Undergraduate Project

Date of Degree Completion

Spring 2020

Degree Name

Bachelor of Science


Engineering Technology

Committee Chair

Craig Johnson

Second Committee Member

Charles Pringle


During construction of Boeing’s aircrafts, carbon fiber reinforced composites are used as the primary material for the wings of the aircraft. Excess material during the manufacturing process is trimmed and discarded as waste. Although there is no viable process thus far, these trimmings have the potential to be recycled and reclaimed to be used in various other manufactured products. The trimmings of carbon fiber composite are approximately 10-12 layers of material bonded together. This project focuses on delaminating the trimmings into individual layers so that the carbon can be pyrolyzed from the bonding resin. In order to separate the layers of material the trimmings must be mechanically separated through a machine that uses extreme force. The machine constructed utilizes two gear reducers, powered by an electric motor to deliver the force necessary to feed the trimmings through a set of crushers.
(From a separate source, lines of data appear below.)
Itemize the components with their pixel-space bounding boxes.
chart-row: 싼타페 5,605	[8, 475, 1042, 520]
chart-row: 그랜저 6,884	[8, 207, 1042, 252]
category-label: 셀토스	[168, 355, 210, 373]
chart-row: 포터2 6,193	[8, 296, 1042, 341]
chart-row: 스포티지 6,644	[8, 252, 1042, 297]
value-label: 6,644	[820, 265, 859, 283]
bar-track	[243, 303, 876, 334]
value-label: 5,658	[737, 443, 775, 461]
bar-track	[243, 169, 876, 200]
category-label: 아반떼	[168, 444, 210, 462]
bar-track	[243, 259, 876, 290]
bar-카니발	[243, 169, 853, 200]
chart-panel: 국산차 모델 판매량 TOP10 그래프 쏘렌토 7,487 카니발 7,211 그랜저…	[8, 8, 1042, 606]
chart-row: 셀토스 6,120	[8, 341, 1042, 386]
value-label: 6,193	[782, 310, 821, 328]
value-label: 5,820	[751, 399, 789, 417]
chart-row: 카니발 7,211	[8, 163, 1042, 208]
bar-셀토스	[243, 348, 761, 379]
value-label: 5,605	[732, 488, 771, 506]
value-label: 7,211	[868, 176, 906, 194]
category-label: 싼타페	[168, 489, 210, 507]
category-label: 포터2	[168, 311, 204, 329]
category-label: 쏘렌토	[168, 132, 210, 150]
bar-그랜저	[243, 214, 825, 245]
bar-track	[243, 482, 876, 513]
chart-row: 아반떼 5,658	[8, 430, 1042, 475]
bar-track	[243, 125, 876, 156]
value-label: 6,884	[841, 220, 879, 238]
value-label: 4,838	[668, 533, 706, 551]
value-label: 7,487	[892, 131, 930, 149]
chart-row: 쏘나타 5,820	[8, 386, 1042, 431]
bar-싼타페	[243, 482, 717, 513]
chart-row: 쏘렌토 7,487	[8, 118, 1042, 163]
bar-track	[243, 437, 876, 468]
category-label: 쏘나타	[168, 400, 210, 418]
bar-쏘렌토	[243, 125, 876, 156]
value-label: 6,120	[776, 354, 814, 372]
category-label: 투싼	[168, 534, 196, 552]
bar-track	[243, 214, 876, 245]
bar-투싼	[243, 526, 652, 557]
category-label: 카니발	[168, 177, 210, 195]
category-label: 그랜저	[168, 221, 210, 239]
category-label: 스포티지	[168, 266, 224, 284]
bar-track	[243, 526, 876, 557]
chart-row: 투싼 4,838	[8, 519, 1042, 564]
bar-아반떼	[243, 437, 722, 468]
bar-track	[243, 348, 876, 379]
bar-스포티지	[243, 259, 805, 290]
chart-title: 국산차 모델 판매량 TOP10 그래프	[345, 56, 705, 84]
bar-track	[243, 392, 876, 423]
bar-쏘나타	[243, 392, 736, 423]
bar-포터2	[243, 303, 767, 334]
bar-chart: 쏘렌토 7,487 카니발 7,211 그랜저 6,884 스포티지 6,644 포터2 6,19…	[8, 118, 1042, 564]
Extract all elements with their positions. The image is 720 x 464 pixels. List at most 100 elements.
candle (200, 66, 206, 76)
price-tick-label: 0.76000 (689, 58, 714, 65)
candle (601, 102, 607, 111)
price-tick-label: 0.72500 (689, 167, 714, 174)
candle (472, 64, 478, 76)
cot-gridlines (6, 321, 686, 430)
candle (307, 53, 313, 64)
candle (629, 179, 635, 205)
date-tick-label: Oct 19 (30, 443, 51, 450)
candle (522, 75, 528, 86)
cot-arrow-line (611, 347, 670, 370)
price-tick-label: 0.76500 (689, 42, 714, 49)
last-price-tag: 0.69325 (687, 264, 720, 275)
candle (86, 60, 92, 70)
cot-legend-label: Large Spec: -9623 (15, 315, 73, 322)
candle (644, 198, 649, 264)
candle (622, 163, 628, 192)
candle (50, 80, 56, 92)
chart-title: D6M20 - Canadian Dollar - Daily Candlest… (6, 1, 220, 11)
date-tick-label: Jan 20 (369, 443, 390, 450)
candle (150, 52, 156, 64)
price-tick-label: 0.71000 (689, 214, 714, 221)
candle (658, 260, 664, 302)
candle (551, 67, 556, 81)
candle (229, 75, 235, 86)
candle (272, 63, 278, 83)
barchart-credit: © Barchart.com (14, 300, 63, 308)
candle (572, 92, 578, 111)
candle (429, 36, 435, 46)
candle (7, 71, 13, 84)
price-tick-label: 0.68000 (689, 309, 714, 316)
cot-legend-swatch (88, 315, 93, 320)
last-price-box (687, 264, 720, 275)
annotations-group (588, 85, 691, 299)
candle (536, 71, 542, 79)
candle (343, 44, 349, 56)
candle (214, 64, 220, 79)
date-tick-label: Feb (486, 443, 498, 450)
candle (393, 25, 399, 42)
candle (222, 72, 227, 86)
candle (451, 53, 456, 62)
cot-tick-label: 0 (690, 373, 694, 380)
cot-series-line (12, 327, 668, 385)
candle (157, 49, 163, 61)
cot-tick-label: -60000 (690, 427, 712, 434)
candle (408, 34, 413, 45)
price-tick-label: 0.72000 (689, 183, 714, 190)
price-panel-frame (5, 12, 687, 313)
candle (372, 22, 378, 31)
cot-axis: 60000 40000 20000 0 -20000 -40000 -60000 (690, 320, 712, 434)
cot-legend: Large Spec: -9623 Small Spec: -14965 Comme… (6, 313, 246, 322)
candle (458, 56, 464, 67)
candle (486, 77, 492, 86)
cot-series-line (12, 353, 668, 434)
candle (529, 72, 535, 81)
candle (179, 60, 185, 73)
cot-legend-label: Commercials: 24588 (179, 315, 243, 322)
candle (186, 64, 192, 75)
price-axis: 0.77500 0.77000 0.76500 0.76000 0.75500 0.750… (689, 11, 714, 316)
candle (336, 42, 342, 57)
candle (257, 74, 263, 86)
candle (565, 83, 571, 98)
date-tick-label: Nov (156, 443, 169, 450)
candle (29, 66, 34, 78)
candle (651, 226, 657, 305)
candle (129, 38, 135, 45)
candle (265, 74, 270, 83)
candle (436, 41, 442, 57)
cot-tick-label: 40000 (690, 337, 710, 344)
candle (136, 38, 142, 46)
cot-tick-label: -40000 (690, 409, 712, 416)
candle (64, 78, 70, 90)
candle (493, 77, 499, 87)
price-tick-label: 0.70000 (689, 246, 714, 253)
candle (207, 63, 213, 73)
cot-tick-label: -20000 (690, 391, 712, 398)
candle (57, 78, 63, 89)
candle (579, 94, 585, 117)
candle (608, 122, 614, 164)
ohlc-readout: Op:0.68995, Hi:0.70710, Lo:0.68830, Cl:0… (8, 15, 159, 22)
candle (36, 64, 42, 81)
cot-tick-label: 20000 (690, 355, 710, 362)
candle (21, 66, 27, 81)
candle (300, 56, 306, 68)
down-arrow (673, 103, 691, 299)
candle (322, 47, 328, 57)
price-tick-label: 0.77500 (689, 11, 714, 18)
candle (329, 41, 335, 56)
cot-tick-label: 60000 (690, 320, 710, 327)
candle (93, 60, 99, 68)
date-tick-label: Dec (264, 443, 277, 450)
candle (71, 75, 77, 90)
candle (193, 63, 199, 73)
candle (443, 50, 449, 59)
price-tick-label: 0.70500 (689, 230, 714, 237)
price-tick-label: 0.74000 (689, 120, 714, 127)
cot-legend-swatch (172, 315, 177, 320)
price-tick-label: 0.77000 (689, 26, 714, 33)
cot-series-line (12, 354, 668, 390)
The crushers are two custom made gears that the trimmings have to pass through, resulting in transverse shear of the material. Past trials for delaminating the composite material were able to achieve a delamination of 80 percent. This benchmark had some success; however, the process was not a viable method because the machine had zero feed rate. This project is expected to result in a feed rate of 1 foot per minute while having a 100 percent delamination.